De los pinceles al vidrio: el viaje inesperado de una artista suiza
Lea Lenhart nació en Altstätten, Suiza, en 1972, y hoy vive y trabaja en Düsseldorf, Alemania. Su formación comenzó con la pintura: estudió en la Academia de Arte de Düsseldorf, donde se graduó como alumna destacada del taller de la profesora Rissa. Sin embargo, el óleo y el acrílico no le ofrecían la libertad que buscaba. En un momento de frustración, decidió dar un giro inesperado: comenzó a traducir sus imágenes en cuadros hechos con pequeñas cuentas de vidrio. Lo que al principio fue un gesto lúdico, casi infantil, pronto se convirtió en el corazón de su práctica artística.
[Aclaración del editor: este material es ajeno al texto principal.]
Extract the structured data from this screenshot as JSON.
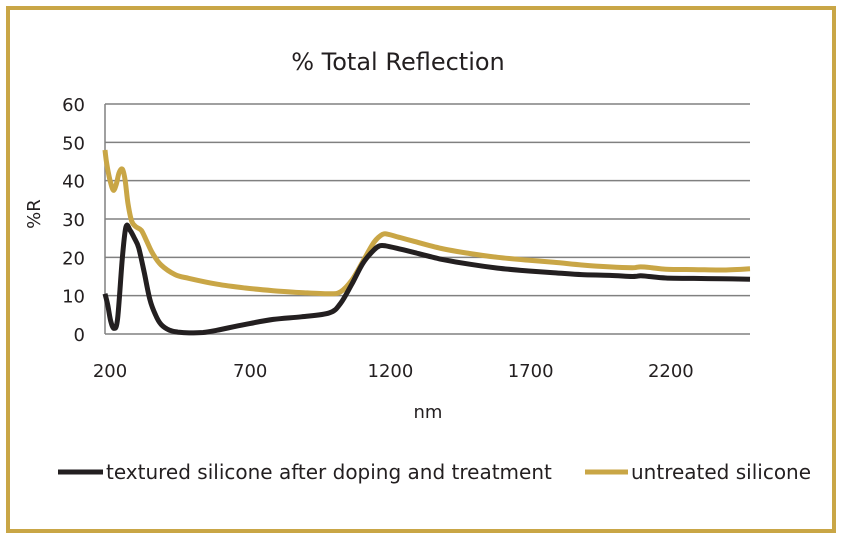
{
  "chart_data": {
    "type": "line",
    "title": "% Total Reflection",
    "xlabel": "nm",
    "ylabel": "%R",
    "xlim": [
      200,
      2500
    ],
    "ylim": [
      0,
      60
    ],
    "xticks": [
      200,
      700,
      1200,
      1700,
      2200
    ],
    "yticks": [
      0,
      10,
      20,
      30,
      40,
      50,
      60
    ],
    "grid": "horizontal",
    "legend": "bottom",
    "colors": {
      "border": "#c9a646",
      "grid": "#808080",
      "axis": "#808080"
    },
    "series": [
      {
        "name": "textured silicone after doping and treatment",
        "color": "#231f20",
        "x": [
          200,
          210,
          220,
          232,
          245,
          262,
          275,
          290,
          305,
          320,
          340,
          360,
          380,
          400,
          430,
          460,
          500,
          550,
          600,
          700,
          800,
          900,
          1000,
          1040,
          1080,
          1120,
          1160,
          1180,
          1200,
          1250,
          1300,
          1400,
          1500,
          1600,
          1700,
          1800,
          1900,
          2000,
          2080,
          2110,
          2140,
          2200,
          2300,
          2400,
          2500
        ],
        "y": [
          10.5,
          7.5,
          3.5,
          1.5,
          4,
          20,
          28,
          27,
          25,
          22.5,
          16,
          9,
          5,
          2.5,
          1,
          0.5,
          0.3,
          0.4,
          1,
          2.5,
          3.8,
          4.5,
          5.5,
          8,
          13,
          18.5,
          22,
          23,
          23,
          22.2,
          21.3,
          19.5,
          18.2,
          17.2,
          16.5,
          16,
          15.5,
          15.3,
          15,
          15.2,
          15,
          14.6,
          14.5,
          14.4,
          14.3
        ]
      },
      {
        "name": "untreated silicone",
        "color": "#c9a646",
        "x": [
          200,
          205,
          212,
          220,
          230,
          240,
          250,
          262,
          272,
          282,
          295,
          310,
          330,
          350,
          370,
          400,
          450,
          500,
          600,
          700,
          800,
          900,
          1000,
          1040,
          1080,
          1120,
          1160,
          1190,
          1210,
          1250,
          1300,
          1400,
          1500,
          1600,
          1700,
          1800,
          1900,
          2000,
          2080,
          2110,
          2150,
          2200,
          2300,
          2400,
          2500
        ],
        "y": [
          48,
          45,
          42,
          39.5,
          37.5,
          39,
          42,
          43,
          40,
          34,
          29.5,
          28,
          27,
          24,
          21,
          18,
          15.5,
          14.5,
          13,
          12,
          11.3,
          10.8,
          10.5,
          11,
          14,
          19,
          24,
          26,
          26,
          25.2,
          24.2,
          22.3,
          21,
          20,
          19.3,
          18.7,
          18,
          17.5,
          17.3,
          17.5,
          17.3,
          16.9,
          16.8,
          16.7,
          17
        ]
      }
    ]
  }
}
Las cuentas de vidrio le ofrecieron algo que la pintura no podía: un ritmo hipnótico, una materia viva, la posibilidad de construir imágenes desde el color y la luz misma. Cada cuadro era una constelación. Cada figura, un pequeño mundo. Pero muy pronto, el plano resultó insuficiente. El deseo de volumen, de forma, de cuerpo, comenzó a imponerse.
Así llegó al fuego.
En Irlanda del Norte tomó contacto por primera vez con el soplete. Allí, con la guía de Maggie Napier, encontró una nueva manera de modelar el vidrio. Frente a la llama, comenzó a crear elementos que parecían fragmentos de organismos marinos: tentáculos, cápsulas, órganos que podrían latir en cualquier momento. La fascinación fue inmediata, y desde entonces, esa alquimia del calor y la transparencia ocupa un lugar central en su práctica cotidiana.
Cada día fabrica una criatura. Es su ritual, su disciplina, su forma de mirar el mundo. Algunas se arrastran sobre bases bordadas. Otras flotan, suspendidas. Todas parecen provenir de un ecosistema onírico donde el agua y el aire se confunden. En esa serie —que bautizó Sea Creatures— conviven formas nacidas de su imaginación con fragmentos de otros artistas: burbujas sopladas por su amiga Dani Müller, murrinas reutilizadas, tubos encontrados. Nada se desperdicia. Todo puede convertirse en parte de una nueva criatura.
Hay algo inquietante y dulce a la vez en sus obras. Como si estuviéramos frente a especies descubiertas en un planeta lejano. Como si la belleza tuviera patas, ojos, ventosas. Hay brillo, hay humor, pero también hay precisión: la que se necesita para domar un material tan exigente como el vidrio.
Ver trabajar a Lea es asistir a un pequeño milagro. Su estudio parece un laboratorio de biología y arte. Sobre la mesa se acumulan frascos con piezas en espera: antenas, bocas, filamentos. En una vitrina, criaturas ya completas observan en silencio. Respiran, o eso parece.
Quizás eso es lo más sorprendente de su obra: que logra insuflar vida a un material inerte. Que convierte el vidrio en carne de fábula. Que fabrica belleza con tiempo, fuego y una sensibilidad única.